Evaluating and Explaining Prompt Sensitivity of LLMs Using Interactions
Abstract
The remarkable capabilities of large language models (LLMs) are often undermined by their instability. Even subtle and semantically irrelevant changes in prompts can cause dramatic fluctuations in performance, a phenomenon known as prompt sensitivity. Previous studies typically evaluate prompt sensitivity by comparing the LLM's final outputs when prompts change. However, such coarse-grained metrics fail to explain the internal reasons for prompt sensitivity. In this paper, we introduce interactions as a fine-grained tool to analyze prompt sensitivity of LLMs. Specifically, we decompose the output score of the LLM into a set of interactions. Each interaction represents a nonlinear relationship involving a set of input variables.

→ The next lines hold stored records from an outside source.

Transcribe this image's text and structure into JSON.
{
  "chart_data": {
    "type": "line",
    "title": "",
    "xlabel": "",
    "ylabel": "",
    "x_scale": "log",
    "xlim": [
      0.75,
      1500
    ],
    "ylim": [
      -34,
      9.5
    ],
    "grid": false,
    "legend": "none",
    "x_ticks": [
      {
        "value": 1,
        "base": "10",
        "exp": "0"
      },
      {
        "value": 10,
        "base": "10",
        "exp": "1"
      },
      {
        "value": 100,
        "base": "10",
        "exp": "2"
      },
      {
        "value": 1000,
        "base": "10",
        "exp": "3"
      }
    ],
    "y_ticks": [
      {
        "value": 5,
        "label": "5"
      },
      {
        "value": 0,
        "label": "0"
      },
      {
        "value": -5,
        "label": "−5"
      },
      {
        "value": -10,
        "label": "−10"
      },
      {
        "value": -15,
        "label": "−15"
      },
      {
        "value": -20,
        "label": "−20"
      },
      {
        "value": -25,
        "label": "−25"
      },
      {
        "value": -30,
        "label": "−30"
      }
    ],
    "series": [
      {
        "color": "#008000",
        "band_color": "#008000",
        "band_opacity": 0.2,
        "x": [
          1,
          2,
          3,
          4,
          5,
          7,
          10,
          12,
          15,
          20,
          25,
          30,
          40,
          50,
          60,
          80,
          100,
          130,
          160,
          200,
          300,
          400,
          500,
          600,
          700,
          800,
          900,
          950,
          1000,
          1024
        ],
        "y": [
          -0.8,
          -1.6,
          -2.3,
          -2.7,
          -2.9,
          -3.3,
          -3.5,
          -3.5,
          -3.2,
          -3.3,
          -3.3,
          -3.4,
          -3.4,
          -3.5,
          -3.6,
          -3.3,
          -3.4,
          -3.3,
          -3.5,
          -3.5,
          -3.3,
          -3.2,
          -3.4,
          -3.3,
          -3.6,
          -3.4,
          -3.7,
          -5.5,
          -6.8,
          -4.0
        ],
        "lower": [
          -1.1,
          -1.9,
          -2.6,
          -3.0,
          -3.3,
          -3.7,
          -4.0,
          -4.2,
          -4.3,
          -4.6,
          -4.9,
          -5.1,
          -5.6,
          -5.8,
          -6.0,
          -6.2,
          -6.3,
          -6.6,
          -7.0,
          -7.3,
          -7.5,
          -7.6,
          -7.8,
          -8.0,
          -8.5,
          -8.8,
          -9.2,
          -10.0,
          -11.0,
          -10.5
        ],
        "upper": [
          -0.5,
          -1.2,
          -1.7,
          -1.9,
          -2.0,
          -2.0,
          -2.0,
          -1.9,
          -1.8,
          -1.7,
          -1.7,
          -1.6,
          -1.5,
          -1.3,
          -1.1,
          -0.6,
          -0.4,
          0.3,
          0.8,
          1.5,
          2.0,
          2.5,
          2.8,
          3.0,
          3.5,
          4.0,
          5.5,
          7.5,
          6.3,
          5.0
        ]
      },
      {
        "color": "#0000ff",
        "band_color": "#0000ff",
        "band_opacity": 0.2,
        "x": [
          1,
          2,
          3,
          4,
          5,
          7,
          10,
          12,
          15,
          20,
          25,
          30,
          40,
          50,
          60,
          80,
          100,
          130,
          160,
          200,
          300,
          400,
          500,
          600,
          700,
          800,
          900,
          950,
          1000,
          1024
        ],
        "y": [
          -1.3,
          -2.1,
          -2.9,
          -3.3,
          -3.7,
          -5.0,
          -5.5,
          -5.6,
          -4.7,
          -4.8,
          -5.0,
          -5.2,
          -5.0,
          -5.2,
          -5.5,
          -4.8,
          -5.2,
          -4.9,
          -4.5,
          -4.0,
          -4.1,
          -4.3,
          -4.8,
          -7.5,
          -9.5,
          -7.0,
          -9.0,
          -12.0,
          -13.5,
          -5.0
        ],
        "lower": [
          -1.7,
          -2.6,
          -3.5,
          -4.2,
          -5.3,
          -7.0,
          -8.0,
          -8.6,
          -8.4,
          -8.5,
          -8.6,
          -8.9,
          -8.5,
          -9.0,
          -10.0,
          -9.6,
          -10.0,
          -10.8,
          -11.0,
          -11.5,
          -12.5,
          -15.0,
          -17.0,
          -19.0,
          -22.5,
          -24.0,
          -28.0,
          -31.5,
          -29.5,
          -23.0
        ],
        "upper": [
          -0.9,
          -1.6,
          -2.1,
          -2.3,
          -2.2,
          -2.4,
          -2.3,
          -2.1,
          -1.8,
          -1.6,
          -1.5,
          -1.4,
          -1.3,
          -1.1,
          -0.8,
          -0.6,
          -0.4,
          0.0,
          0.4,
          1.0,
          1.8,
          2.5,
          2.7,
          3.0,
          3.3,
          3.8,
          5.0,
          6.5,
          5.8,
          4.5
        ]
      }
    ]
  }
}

We discover that subtle changes to prompts can trigger severe instability in interactions, even when the outputs of the LLM remain the same. To this end, we propose an Interaction-based Prompt Sensitivity (IPS) metric by quantifying changes in interactions when we introduce subtle changes to prompts. We apply the IPS metric to 50 open-source LLMs and uncover four factors that reduce the prompt sensitivity of LLMs, including supervised fine-tuning, increased model scales, dense architectures, and few-shot learning. More crucially, we discover a common mechanism by which these four factors reduce prompt sensitivity: all four factors tend to reduce the prompt sensitivity of low-order interactions (i.e., interactions involving few input variables).